Cindy Baines is a cute girl. She is
the daughter of less than accomplished parents—her mother is a drinker, and her
dad is a fundamentalist whack. They live in a trailer on the wrong side of
town, but despite everything she seems to have a bright future. She is
intelligent, beautiful, and very well liked. Unfortunately she is also the
target of a demented serial killer.
When Cindy disappears the community
is in near panic; Cindy isn’t the first girl to disappear and everyone is
afraid she won’t be the last. There is a heavy load of pressure placed on the
police department—particularly its small detective bureau—to find the girl and
stop the killer. The detectives assigned to the case all have their own
problems. Two of them are former lovers, and the third drinks too much and is a
little crazy.
The Midnight Room isn’t a typical serial killer novel. The killer is revealed
early in the story—the second chapter—and its focus is less on the killer and
more on the drama that plays between the detectives, their work, and their
families. It’s important to stress that it isn’t a drama. It’s very much in the
crime noir form and Mr Gorman uses the tropes and expectations to develop the
dark, sharp and poignant struggle of good and evil that rages in his characters,
just as it rages in us all.
The characters are varied and well
created—none are completely good and none are completely bad. Two of the
detectives are brothers—Steve and Michael Scanlon. The older is their father’s
favorite, but he has never been quite right.
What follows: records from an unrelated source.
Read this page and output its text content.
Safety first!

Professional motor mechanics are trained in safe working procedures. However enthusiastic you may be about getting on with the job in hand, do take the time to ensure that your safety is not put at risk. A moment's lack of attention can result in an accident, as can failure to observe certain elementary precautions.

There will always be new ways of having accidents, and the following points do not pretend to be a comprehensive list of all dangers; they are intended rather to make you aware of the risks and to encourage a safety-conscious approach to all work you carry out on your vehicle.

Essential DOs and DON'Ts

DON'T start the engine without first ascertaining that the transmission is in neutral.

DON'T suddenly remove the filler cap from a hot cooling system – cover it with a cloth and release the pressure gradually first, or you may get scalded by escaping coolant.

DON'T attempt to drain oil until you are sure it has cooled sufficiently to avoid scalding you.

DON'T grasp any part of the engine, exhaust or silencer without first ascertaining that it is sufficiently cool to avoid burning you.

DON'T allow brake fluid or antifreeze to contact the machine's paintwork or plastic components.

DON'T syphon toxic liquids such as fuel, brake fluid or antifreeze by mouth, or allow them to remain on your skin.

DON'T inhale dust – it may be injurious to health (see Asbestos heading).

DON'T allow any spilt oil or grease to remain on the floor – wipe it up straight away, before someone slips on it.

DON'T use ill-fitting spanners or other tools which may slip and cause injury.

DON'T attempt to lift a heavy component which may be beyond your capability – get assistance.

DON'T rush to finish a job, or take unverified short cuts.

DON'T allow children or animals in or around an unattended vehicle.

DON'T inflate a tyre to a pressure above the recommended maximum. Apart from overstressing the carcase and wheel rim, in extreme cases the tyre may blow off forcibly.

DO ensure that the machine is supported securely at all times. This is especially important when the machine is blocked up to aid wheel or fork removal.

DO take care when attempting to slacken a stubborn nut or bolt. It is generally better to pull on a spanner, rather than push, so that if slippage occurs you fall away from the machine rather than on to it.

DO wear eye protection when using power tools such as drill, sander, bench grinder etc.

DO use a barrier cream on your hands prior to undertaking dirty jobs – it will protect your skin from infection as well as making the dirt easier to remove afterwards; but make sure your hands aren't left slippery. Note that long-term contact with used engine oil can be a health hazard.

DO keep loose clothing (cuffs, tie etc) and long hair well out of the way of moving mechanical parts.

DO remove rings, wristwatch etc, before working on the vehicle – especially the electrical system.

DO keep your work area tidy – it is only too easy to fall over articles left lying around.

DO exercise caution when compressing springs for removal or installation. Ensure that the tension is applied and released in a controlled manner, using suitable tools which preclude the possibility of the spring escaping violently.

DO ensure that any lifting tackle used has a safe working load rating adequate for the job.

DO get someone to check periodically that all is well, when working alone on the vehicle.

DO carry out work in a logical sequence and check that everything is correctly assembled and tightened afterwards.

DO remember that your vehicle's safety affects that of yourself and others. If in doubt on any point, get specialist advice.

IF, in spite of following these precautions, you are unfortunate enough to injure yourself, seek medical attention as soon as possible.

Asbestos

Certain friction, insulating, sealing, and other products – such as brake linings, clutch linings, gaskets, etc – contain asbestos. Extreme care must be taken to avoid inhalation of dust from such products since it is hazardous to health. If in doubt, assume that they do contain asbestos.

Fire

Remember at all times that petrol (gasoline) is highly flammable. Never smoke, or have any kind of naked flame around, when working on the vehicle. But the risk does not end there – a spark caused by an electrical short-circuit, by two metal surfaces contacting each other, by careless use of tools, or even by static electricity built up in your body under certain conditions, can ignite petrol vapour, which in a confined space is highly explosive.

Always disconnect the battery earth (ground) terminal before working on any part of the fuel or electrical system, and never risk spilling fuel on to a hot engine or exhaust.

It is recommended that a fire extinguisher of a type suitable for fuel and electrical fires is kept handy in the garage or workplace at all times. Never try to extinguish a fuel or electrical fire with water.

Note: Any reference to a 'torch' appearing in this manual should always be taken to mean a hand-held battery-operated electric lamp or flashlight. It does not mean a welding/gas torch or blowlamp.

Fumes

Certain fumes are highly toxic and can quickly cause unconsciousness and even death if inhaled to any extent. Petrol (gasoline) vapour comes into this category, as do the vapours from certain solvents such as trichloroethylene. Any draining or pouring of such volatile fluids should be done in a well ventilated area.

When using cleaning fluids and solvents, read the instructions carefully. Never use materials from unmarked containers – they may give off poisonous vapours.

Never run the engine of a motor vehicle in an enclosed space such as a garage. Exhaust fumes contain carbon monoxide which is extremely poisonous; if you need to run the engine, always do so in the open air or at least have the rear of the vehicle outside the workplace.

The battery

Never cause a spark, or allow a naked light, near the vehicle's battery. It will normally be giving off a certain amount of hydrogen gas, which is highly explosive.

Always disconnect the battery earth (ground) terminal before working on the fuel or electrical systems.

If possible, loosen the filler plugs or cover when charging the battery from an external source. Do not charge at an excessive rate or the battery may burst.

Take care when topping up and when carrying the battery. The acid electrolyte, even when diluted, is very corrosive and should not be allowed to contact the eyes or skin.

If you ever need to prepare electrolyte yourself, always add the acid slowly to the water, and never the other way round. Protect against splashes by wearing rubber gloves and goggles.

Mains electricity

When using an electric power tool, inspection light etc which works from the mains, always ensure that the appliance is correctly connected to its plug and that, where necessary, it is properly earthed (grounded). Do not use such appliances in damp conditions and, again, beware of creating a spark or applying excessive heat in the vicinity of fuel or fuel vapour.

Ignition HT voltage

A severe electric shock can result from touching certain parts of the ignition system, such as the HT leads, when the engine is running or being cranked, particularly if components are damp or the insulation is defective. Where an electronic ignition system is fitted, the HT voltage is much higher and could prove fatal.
He wants everything fast and easy,
while the younger is the more dependable, but underappreciated, son and
detective. The story whirls around the two in a frenzy of misfortune, bad
choices, and plain bad luck.
There is also a street tough ex-con
named Leo Rice who is out for revenge. Steve Scanlon killed his brother while
on the beat a few years back and now Leo wants his pound. Rice is the perfect
street tough. He is hard, violent and stupid, all in one pure mixture. Add to
that the serial killer, an aging father, a tough female detective and a missing
girl who are all starkly vivid in Gorman’s deceptively simple prose, and you
have a story that is vibrant and true.
The
Midnight Room is a terrific lean and hard crime
thriller. Its roots are deep in the hardboiled and noir genres, but it is
nothing less than original. The characters and its dark vision of an unfair
world raise it well beyond the expected, and in the end it’s the very bitter
dark that offers redemption for both the characters and the reader.